Suspected Transient Ischemic Attack
Official guideline from the American College of Emergency Physicians.
summary by Eric Steinberg, DO
Diagnosis
In adult patients with suspected transient ischemic attack (TIA), do not rely on current existing risk stratification instruments (eg, age, blood pressure, clinical features, duration of transient ischemic attack and presence of diabetes [ABCD²] score) to identify transient ischemic attack patients who can be safely discharged from the emergency department (ED).
The safety of delaying neuroimaging from the initial emergency department (ED) workup is unknown.
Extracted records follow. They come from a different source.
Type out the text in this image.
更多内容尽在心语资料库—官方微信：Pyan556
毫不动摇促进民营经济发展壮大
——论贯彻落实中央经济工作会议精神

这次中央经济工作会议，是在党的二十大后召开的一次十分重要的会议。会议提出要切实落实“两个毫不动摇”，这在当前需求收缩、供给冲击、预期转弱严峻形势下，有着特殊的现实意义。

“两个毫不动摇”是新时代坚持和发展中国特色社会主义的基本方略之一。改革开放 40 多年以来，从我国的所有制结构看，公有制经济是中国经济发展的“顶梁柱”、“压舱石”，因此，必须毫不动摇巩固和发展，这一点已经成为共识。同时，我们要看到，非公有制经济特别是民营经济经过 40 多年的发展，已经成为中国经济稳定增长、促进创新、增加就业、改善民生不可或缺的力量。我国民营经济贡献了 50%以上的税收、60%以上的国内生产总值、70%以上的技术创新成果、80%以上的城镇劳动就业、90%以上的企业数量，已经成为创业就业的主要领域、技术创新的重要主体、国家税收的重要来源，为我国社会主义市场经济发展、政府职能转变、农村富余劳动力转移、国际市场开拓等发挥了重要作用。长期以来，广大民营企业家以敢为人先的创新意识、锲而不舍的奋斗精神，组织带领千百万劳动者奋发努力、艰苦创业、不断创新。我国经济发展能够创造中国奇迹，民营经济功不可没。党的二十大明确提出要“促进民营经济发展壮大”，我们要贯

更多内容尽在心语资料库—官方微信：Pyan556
If noncontrast brain MRI is not readily available, it is reasonable for physicians to obtain a noncontrast head computerized tomography (CT) as part of the initial transient ischemic attack (TIA) workup to identify transient ischemic attack mimics (e.g. intracranial hemorrhage, mass lesion). However, noncontrast head computerized tomography should not be used to identify patients at high short-term risk for stroke.
When feasible, physicians should obtain magnetic resonance imaging (MRI) with diffusion-weighted imaging (DWI) to identify patients at high short-term risk for stroke.
When feasible, physicians should obtain cervical vascular imaging (e.g. carotid ultrasonography, computed tomography angiography [CTA], or magnetic resonance angiography [MRA]) to identify patients at high short-term risk for stroke.
In adult patients with suspected transient ischemic attack (TIA) without high-risk conditions, a rapid emergency department (ED)-based diagnostic protocol may be used to evaluate patients at short-term risk for stroke. High-risk conditions include abnormal initial head computerized tomography (CT) result (if obtained), suspected embolic source (presence of atrial fibrillation, cardiomyopathy, or valvulopathy), known carotid stenosis, previous large stroke, and crescendo transient ischemic attack.